Vascular Specialist

vEITH'S vIEWPOINT: Major Adverse Events Can Mislead

By: Frank J. Veith, M.D.

Frank J. Veith, M.D.Major adverse event rates are an important criterion in the evaluation of new endovascular techniques or procedures and their safety and efficacy relative to other treatments. This is certainly true for carotid artery stenting (CAS), a procedure that some suggested early on was a valid alternative to carotid endarterectomy (CEA) as a method of stroke prevention.

Major adverse event rates (MAERs) associated with CAS are death, stroke, and myocardial infarction.

When first employed, CAS had higher MAERs than did CEA. However, with embolic protection devices, better patient selection, and improved balloons, stents, and introducer systems, these MAERs fell dramatically. These low MAERs prompted more claims that CAS was superior treatment for carotid stenoses and should replace CEA.

Partly because of such claims, there has been a stampede to place stents at the carotid bifurcation with specialists from many disciplines rushing to get trained and credentialed to perform CAS. In addition, enormous pressure was generated to obtain widespread reimbursement for the procedure. When Medicare reimbursement for CAS was restricted to trials and high-grade symptomatic disease, CAS registry trials proliferated. Most of these rush-to-treat efforts were the direct result of the presumption that CAS was a better treatment option based on the reports of low MAERs for the procedure.

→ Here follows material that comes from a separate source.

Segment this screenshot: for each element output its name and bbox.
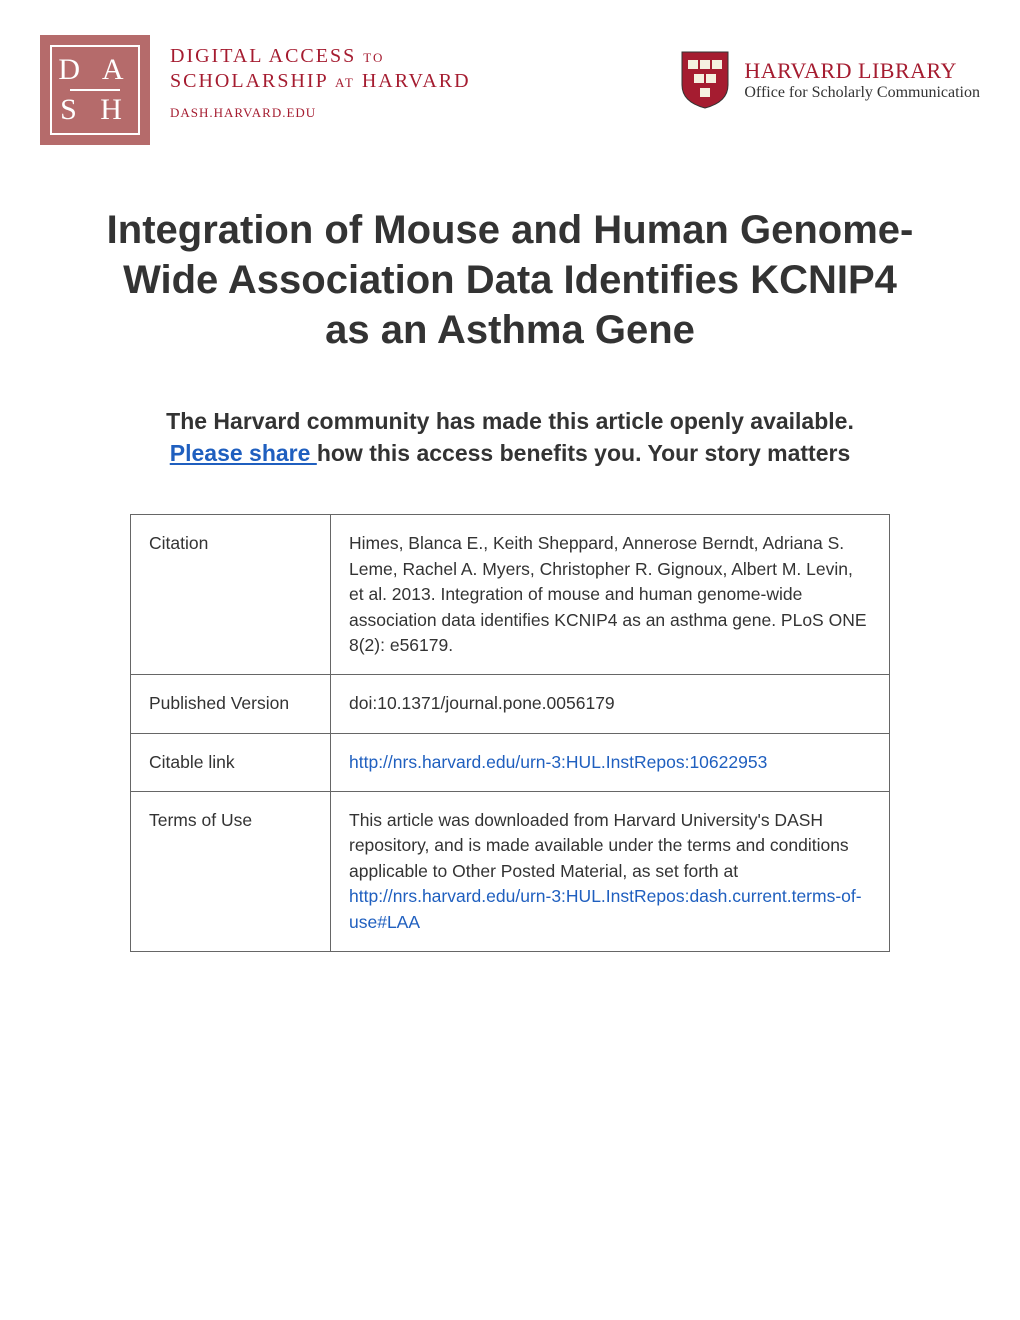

It is therefore appropriate that physicians interested in vascular disease in general and carotid disease in particular step back and reexamine the real meaning and significance of MAERs. MAERs are calculated by dividing a numerator, the number of major adverse events associated with a procedure, by a denominator, the number of cases performed during the same period. The MAER can be lowered by decreasing the number of major adverse events or by increasing the number of cases performed without an event. The latter can be accomplished by performing the procedure on favorable cases.

With CAS this means choosing asymptomatic patients with favorable arch anatomy and relatively low-grade lesions. These are precisely the patients who might be better served with good medical management and no invasive intervention at all.

The latter statement is justified because all the so-called landmark trials comparing CEA and medical management of asymptomatic carotid stenoses were conducted in patients who did not systematically receive statins, antiplatelet agents, and ?-blockers, agents that may also prevent some strokes. These trials cannot be used to justify any invasive treatment in today's medical environment, and they certainly provide even less justification for performing carotid stenting in asymptomatic patients.

It is, therefore, inappropriate that low MAERs for CAS in largely (70%-90%) asymptomatic registry patients be used as a criterion for declaring the procedure safe, effective, and superior to other treatments. MAERs from patients who may not need the procedure are a misleading criterion for urging widespread adoption of CAS to treat carotid stenoses. Adequate prospective comparisons of CAS versus CEA in various groups of patients, and more importantly, adequate prospective comparisons of CAS and current medical management must be completed before the role of CAS is clearly defined and such recommendations can justifiably be made.

Moreover, the same limitations of MAERs must be considered when using this criterion to evaluate the comparative performance of surgeons and institutions as a basis for reimbursement. Those who unfairly lower their MAERs by performing procedures on easy patients and lesions that do not require treatment should not be rewarded for costly and unnecessary interventions which are of no real benefit to the patient


DR. VEITH is professor of surgery, Case Western Reserve University, Cleveland, and the William J. Von Liebig chair in vascular surgery at the Cleveland Clinic Foundation.